It probably started when I was around 7-10 years old… I had a neighbor who lived down the street and our cheap walkie-talkies just couldn’t reach but we devised the plan that if we could just learn morse code we could use our flashlights to communicate. The only problem was… learning morse code!
My desire to learn it died down until around High School when I first started learning about amateur radio from my electronics teacher Dan White (KB6TDW, silent key) and first started studying for my Technician when it went to no code. I studied for a while but never took the test and didn’t come back to amateur radio until 2006 when I finally studied, passed the test and got my Technician. But the desire to still learn code was still there.
I wanted to mention here a few of the tools and applications that have been helpful to me as I worked on learning code. Obviously some of these are quite old and I doubt many of you are running Palm anymore, but they were a part of my journey along the way.
PilotMorse: [Windows] The primary application that taught me the letters. I just wish it had adjustable speed.
Smart Morse: [Palm] Used it to practice learning the letters.
Morse-it: [iPhone] Allows you to practice receiving, or sending via tapping.
There are a lot of guides online about learning code, and though I have all the numbers and letters down, I still don’t feel confident that I “know” morse code since I haven’t worked hard on receiving audio and writing it down… I spent a lot of my time learning by sending via Morse-it… figure if I can learn to send I can probably pick up receiving quickly.
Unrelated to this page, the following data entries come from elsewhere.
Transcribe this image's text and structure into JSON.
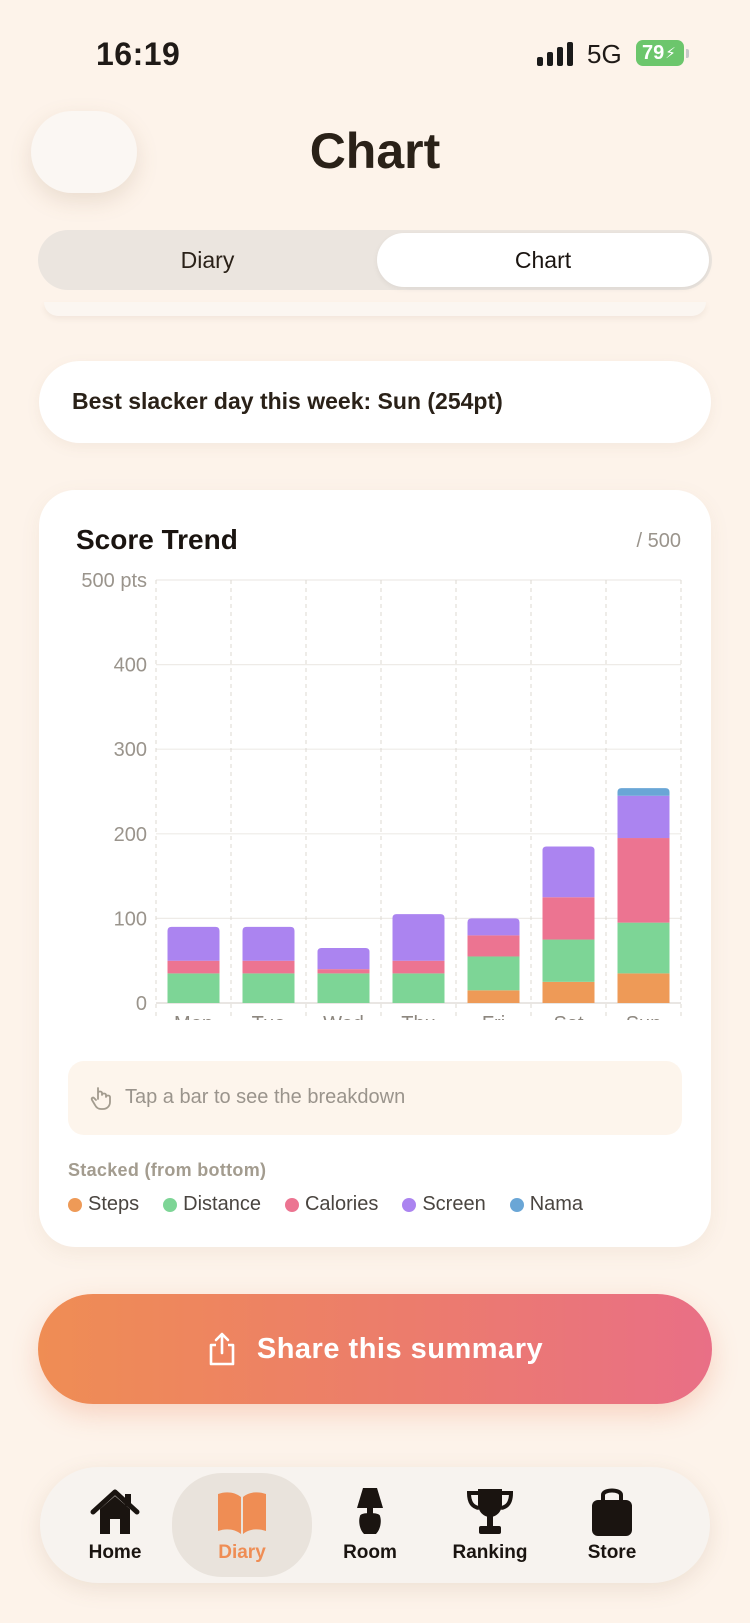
{
  "status_bar": {
    "time": "16:19",
    "network": "5G",
    "battery": "79"
  },
  "header": {
    "title": "Chart"
  },
  "segmented": {
    "diary_label": "Diary",
    "chart_label": "Chart",
    "selected": "Chart"
  },
  "best_day": {
    "text": "Best slacker day this week: Sun (254pt)"
  },
  "score_trend": {
    "title": "Score Trend",
    "max_label": "/ 500",
    "hint": "Tap a bar to see the breakdown",
    "legend_title": "Stacked (from bottom)"
  },
  "chart_data": {
    "type": "bar",
    "stacked": true,
    "categories": [
      "Mon",
      "Tue",
      "Wed",
      "Thu",
      "Fri",
      "Sat",
      "Sun"
    ],
    "ylim": [
      0,
      500
    ],
    "y_ticks": [
      0,
      100,
      200,
      300,
      400,
      500
    ],
    "y_tick_labels": [
      "0",
      "100",
      "200",
      "300",
      "400",
      "500 pts"
    ],
    "grid": true,
    "series": [
      {
        "name": "Steps",
        "color": "#ee9a57",
        "values": [
          0,
          0,
          0,
          0,
          15,
          25,
          35
        ]
      },
      {
        "name": "Distance",
        "color": "#7dd596",
        "values": [
          35,
          35,
          35,
          35,
          40,
          50,
          60
        ]
      },
      {
        "name": "Calories",
        "color": "#ec7491",
        "values": [
          15,
          15,
          5,
          15,
          25,
          50,
          100
        ]
      },
      {
        "name": "Screen",
        "color": "#ab84f0",
        "values": [
          40,
          40,
          25,
          55,
          20,
          60,
          50
        ]
      },
      {
        "name": "Nama",
        "color": "#6aa6d6",
        "values": [
          0,
          0,
          0,
          0,
          0,
          0,
          9
        ]
      }
    ]
  },
  "share": {
    "label": "Share this summary"
  },
  "tabs": [
    {
      "label": "Home",
      "icon": "home-icon"
    },
    {
      "label": "Diary",
      "icon": "book-icon"
    },
    {
      "label": "Room",
      "icon": "lamp-icon"
    },
    {
      "label": "Ranking",
      "icon": "trophy-icon"
    },
    {
      "label": "Store",
      "icon": "bag-icon"
    }
  ],
  "colors": {
    "accent": "#ef8d54",
    "background": "#fdf3ea"
  }
}
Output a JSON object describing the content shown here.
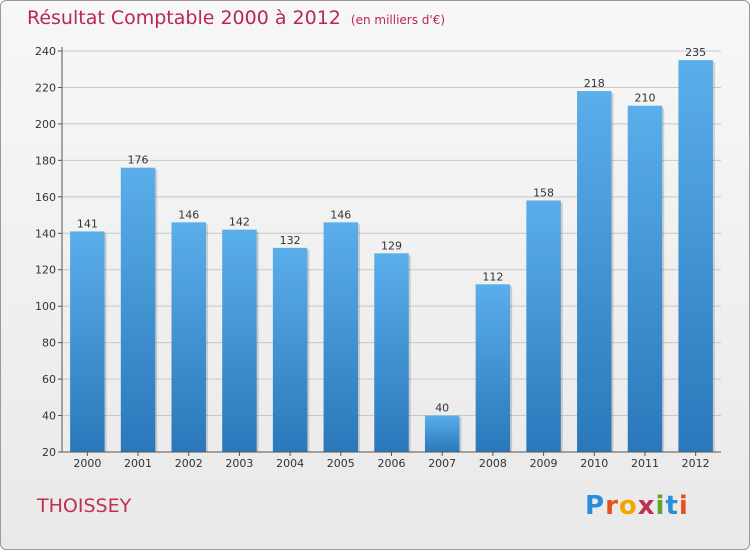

My one tip would be to NOT learn by memorizing each letter individually, and don’t learn the code at a slow speed. Tune up your tutoring application to have it send the letters quickly, even if there are large time spaces between the letters so you can write them down. But I keep hearing that if you learn the letters really slow, or by having to do a mental lookup of each letter as you hear it, you’ll be stuck in the 5-10 words per minute range and never be able to progress higher. I think a goal for me would be in the 15-20 words per minute range, but alas, I have no radio to send or receive code on the HF bands, so I don’t even know what the “real world” code speeds are to be useful.
I still have a lot more work to do in geting my sending and receiving speed faster. Since I got my Yaesu FT-817ND for Christmas I’ve been monitoring more HF and finally being able to hear real-world morse code in use. I’ve been “cheating” quite a bit by using the free Mac OS X application CocoaModem to decode the code for me. I’ve been using that application for decoding PSK, so I pretty much have it running all the time anyways. I still think I have a goal of 15-17 wpm of sending and receiving without the aid of a computer… we’ll see what happens from there :-) Practicing with my DinKey has been a huge help and allows me to send much faster.